In the 1958 loose adaptation for the CBS television anthology series Playhouse 90, Kurtz was played by Boris Karloff. This version uses the encounter between Marlow and Kurtz as its final act, and adds a backstory in which Marlow had been Kurtz's adopted son.

Francis Ford Coppola's acclaimed Vietnam War film Apocalypse Now (1979) centers on the protagonist's mission to find and kill the renegade Colonel Kurtz (played by Marlon Brando), based on Conrad's character, who has gone rogue far up a river, deep in the Cambodian jungle. The script acknowledges Heart of Darkness as a source of inspiration, and the last words of Colonel Kurtz, "The horror! The horror!", echo those of his namesake in the novel.

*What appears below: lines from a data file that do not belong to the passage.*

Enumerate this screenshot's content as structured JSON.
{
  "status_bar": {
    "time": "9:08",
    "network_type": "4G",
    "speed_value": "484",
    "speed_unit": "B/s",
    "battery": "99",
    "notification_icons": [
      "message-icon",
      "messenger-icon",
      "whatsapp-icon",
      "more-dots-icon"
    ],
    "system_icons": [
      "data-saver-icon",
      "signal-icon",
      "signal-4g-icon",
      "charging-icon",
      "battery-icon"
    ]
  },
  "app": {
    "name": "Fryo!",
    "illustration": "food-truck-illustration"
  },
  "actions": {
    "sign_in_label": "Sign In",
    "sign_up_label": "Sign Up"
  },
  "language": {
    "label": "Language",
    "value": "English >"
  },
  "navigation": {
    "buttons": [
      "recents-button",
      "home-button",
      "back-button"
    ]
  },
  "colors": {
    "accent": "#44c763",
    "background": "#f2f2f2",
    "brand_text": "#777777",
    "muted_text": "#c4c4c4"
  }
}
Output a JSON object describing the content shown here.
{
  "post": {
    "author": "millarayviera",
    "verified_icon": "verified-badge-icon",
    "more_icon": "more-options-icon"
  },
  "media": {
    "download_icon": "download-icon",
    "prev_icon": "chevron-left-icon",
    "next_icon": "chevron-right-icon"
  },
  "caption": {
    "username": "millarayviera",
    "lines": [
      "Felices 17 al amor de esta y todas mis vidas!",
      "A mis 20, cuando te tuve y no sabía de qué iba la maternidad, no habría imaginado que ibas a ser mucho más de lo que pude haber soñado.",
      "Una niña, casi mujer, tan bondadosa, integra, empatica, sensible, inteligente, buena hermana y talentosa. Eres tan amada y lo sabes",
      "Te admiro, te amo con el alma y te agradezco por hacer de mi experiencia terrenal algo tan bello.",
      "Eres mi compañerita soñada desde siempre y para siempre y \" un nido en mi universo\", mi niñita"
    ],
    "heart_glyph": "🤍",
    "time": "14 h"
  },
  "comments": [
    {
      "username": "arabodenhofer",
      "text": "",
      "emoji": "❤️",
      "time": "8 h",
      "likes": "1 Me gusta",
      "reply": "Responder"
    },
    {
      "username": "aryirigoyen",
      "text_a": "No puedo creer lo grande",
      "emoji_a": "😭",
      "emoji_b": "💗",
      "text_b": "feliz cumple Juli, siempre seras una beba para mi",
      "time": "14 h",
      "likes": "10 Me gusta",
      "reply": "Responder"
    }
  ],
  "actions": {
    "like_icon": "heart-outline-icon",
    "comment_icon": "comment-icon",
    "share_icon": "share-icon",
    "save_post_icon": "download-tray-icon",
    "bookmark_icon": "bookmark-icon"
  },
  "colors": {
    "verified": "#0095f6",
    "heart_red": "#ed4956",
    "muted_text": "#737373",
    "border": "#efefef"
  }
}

In the 1993 TNT version of the story directed by Nicolas Roeg, Kurtz, who has gone insane and is now doing the most horrible and blasphemous deeds, was portrayed by John Malkovich.

The 2020 documentary African Apocalypse follows the parallels between the fictional Kurtz and the brutal Paul Voulet, who led a murderous expedition into Niger in the year that Heart of Darkness was published.

===Literature===
Timothy Findley's novel Headhunter (1993) features Kurtz's escape from Heart of Darkness and subsequent reign of terror over the city of Toronto as the psychiatrist-in-chief at the Parkin Institute.

The poem "The Hollow Men" by T.S. Eliot starts off with the line "Mistah Kurtz – He Dead."

In Josef Škvorecký's novel The Engineer of Human Souls Kurtz is seen as the epitome of exterminatory colonialism.

===Manga===

Who Fighter with Heart of Darkness is an anthology that includes a manga adaptation of Heart of Darkness. Similarly to Apocalypse Now, the setting is changed to World War II–era Burma, where a soldier named Maruo is sent to hunt down the renegade Colonel Kurutsu.